The latest initiative by the PN may well be thanks to his pushing. If enacted and scrupulously enforced, the law the opposition has in mind can perhaps be the beginning of the end of what the so-called development zone ‘rationalisation’ exercise started in 2006.

It could also help if the provision in the constitution is widened to allow any person or group to take court action in relation to any decision even remotely linked to the environment, since, for example, the right to life, to private and family life and to property could be at stake in such decisions. The fact that developers and greedy individuals have done to these islands what the Axis powers did during the war can only be attributed to the emptiness of the political pledges made without law to back them up.

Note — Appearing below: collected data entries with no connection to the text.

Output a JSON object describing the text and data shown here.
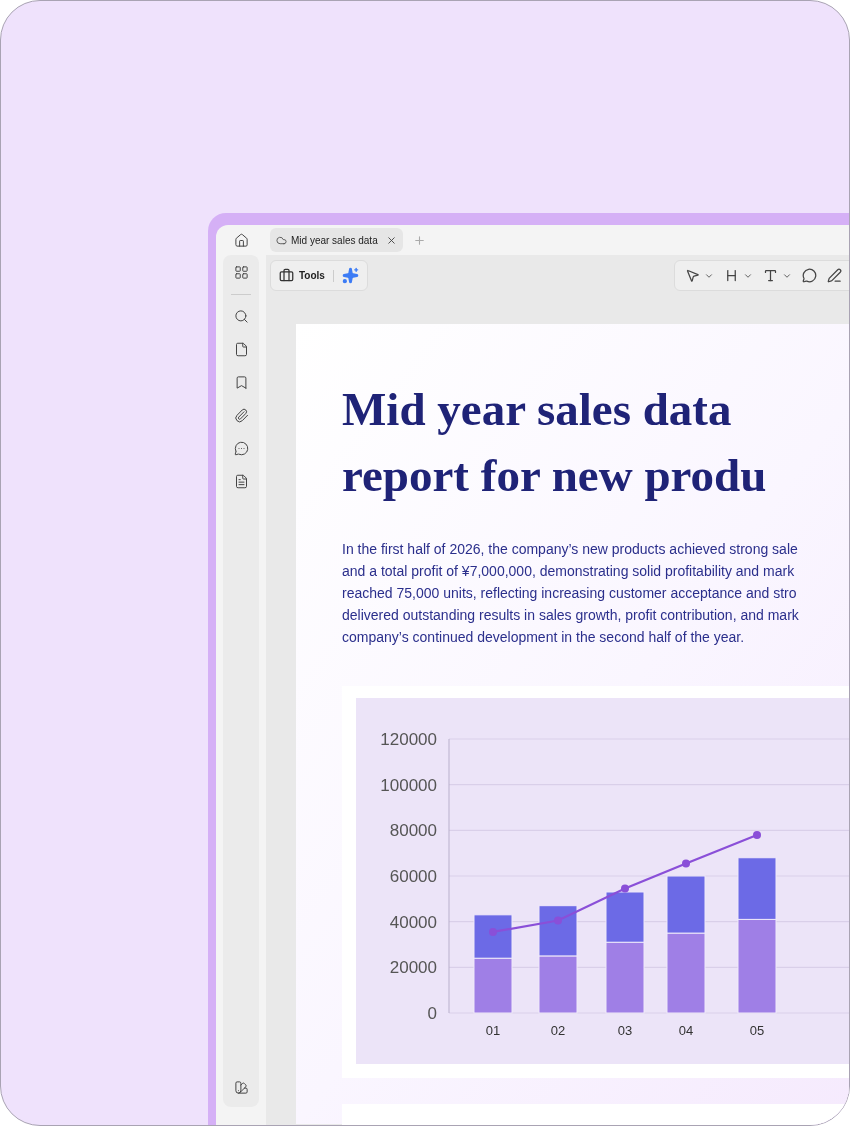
{
  "tabs": [
    {
      "label": "Mid year sales data",
      "selected": true
    }
  ],
  "toolbar": {
    "tools_label": "Tools"
  },
  "document": {
    "title_lines": [
      "Mid year sales data",
      "report for new produ"
    ],
    "paragraph_lines": [
      "In the first half of 2026, the company’s new products achieved strong sale",
      "and a total profit of ¥7,000,000, demonstrating solid profitability and mark",
      "reached 75,000 units, reflecting increasing customer acceptance and stro",
      "delivered outstanding results in sales growth, profit contribution, and mark",
      "company’s continued development in the second half of the year."
    ],
    "chart_data": {
      "type": "bar",
      "stacked": true,
      "categories": [
        "01",
        "02",
        "03",
        "04",
        "05"
      ],
      "series": [
        {
          "color": "#9f7fe6",
          "values": [
            24000,
            25000,
            31000,
            35000,
            41000
          ]
        },
        {
          "color": "#6c6ae6",
          "values": [
            19000,
            22000,
            22000,
            25000,
            27000
          ]
        },
        {
          "type": "line",
          "marker": true,
          "color": "#8a4fd8",
          "values": [
            35500,
            40500,
            54500,
            65500,
            78000
          ]
        }
      ],
      "grid": true,
      "ylim": [
        0,
        120000
      ],
      "yticks": [
        0,
        20000,
        40000,
        60000,
        80000,
        100000,
        120000
      ]
    }
  }
}
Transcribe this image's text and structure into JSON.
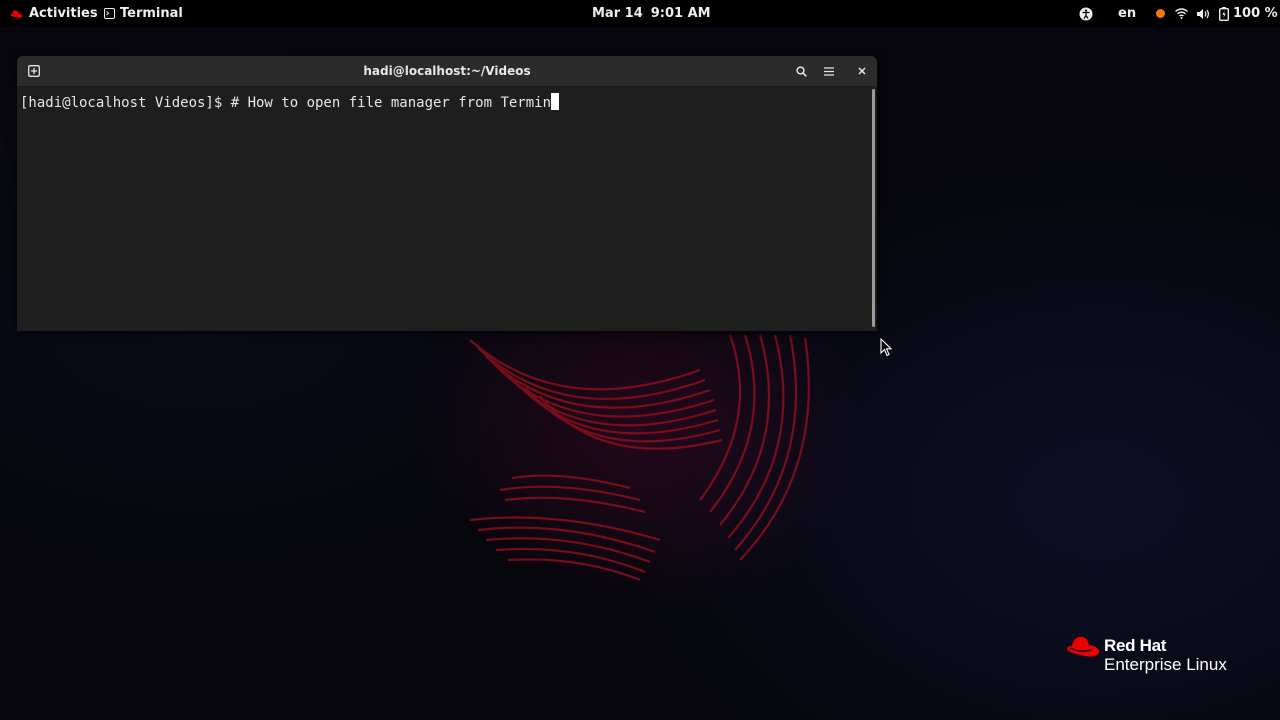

In the 2013 electoral campaign we were promised that the environment would become a priority. Now, as a result of the onslaught on the environment, aided and abetted by the Labour government and its puppet the Planning Authority, the prime minister pledges to spend €700 million to paint urban areas green. Of course, this is just greenwash.

This country is already bound by legal frameworks and international agreements to protect the environment, and yet, it is blatantly clear that the two big political parties have failed miserably.

Environmental scientist Mark Scerri put it graphically when he spoke of carelessly eroding “naturally green” areas and making urban areas uninhabitable to fill the pockets of a handful of “fat cats”.

The Church’s environment commission was right too when it declared that, perhaps, the only effective way to save the environment is through enhanced militancy by environmental groups, residents and local councils.

The question remains: who will be smiling: the “Cinderella of public policy” or the “fat cats”?

The relentless onslaught on the environment by building every nook and cranny of an overpopulated island is impacting, even ruining the lives of too many. With or without the constitution, the people are becoming more determined to stop them.